İlham Ağacı

En başından başla
                                    

Linda doktordan uzaklaşıp az evvel oturduğu koltuğa tekrar oturdu. 

" Ne yapmam gerekiyor?"

-" Ne yapıyorsan onu. Yaşamaya devam et. İlaçlarını arttırıyoruz."

" Ya bir siktir git."

Linda sinirle kalkıp kapıya yöneldi. Kapıyı açıp bir anda çarptı ve koridorda yürümeye başladığı esnada babası arkasından seslendi.

-" Linda! Kızım nereye gidiyorsun?"

" Kimsenin olmadığı bir yere kel adam."

-" Kızım beni yalnız bırakamazsın! Nereye gidiyorsun?"

" Bak ulan başının çaresine. Ben senin kızın falan değilim. Siz kafayı yemişsiniz."

Linda iş merkezinin dışarısına çıktı ve yürümeye devam etti. Babası Carl arkasından bakakaldı. Ne kadar peşinden gitse de bunun faydası olmayacağına karar vermişti.

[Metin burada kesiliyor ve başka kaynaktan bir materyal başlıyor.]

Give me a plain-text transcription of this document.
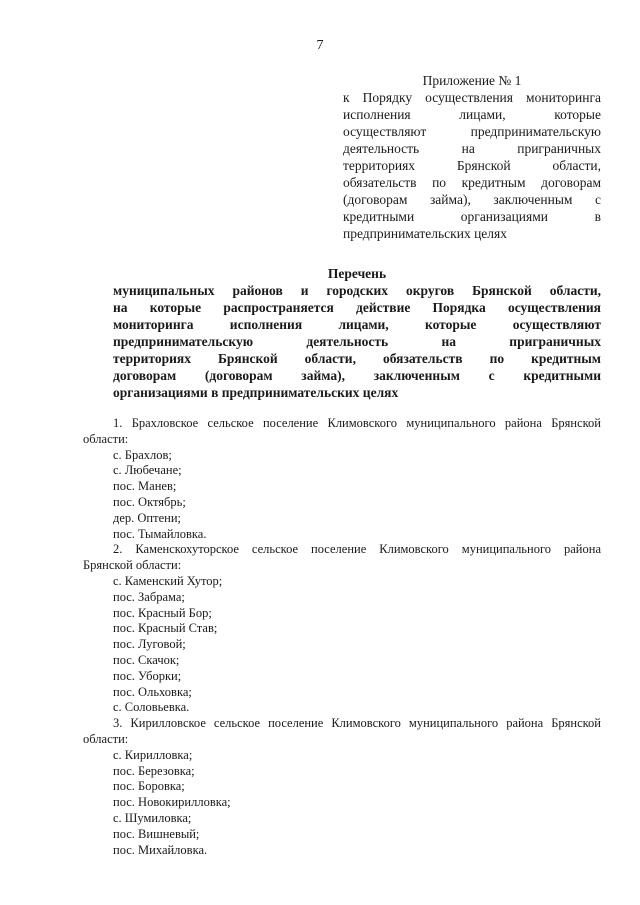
7
Приложение № 1
к Порядку осуществления мониторинга
исполнения лицами, которые
осуществляют предпринимательскую
деятельность на приграничных
территориях Брянской области,
обязательств по кредитным договорам
(договорам займа), заключенным с
кредитными организациями в
предпринимательских целях
Перечень
муниципальных районов и городских округов Брянской области,
на которые распространяется действие Порядка осуществления
мониторинга исполнения лицами, которые осуществляют
предпринимательскую деятельность на приграничных
территориях Брянской области, обязательств по кредитным
договорам (договорам займа), заключенным с кредитными
организациями в предпринимательских целях
1. Брахловское сельское поселение Климовского муниципального района Брянской
области:
с. Брахлов;
с. Любечане;
пос. Манев;
пос. Октябрь;
дер. Оптени;
пос. Тымайловка.
2. Каменскохуторское сельское поселение Климовского муниципального района
Брянской области:
с. Каменский Хутор;
пос. Забрама;
пос. Красный Бор;
пос. Красный Став;
пос. Луговой;
пос. Скачок;
пос. Уборки;
пос. Ольховка;
с. Соловьевка.
3. Кирилловское сельское поселение Климовского муниципального района Брянской
области:
с. Кирилловка;
пос. Березовка;
пос. Боровка;
пос. Новокирилловка;
с. Шумиловка;
пос. Вишневый;
пос. Михайловка.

" Of! Bu nasıl bir kabus be!"

Dakikalarca meydanda dolandıktan sonra bir parka gidip oturdu. Güzel bir ağaç bulmuştu. Gölgesinde dinlenebileceğini umuyordu. 

" Şuraya bak! Lanet olsun! Bembeyaz bir tenim var. İşin daha kötüsü kadınım."

-" Sen kendi kendine mi konuşuyorsun?"

Linda kafasını kaldırdığında 1,80 boylarda, zayıf ve gözlüklü bir çocuğun dikildiğini gördü.

" Siktir git Hawking."

-" Benzettiğin kişinin hayranıyım. Yani bunun için teşekkür ederim."

" Siktir git lan başımdan. Ruh hastası."

-" Senin neyin var böyle?"

" Adın ne?"

-" Jason."

" Jason, siktir git. Bu başka birine söylediğimi zannetmiş olabileceğin içindi. Hayır. Sana dedim. Jason değil mi? ismin Jason. Evet Jason sana dedim pislik. Yıkıl Şimdi."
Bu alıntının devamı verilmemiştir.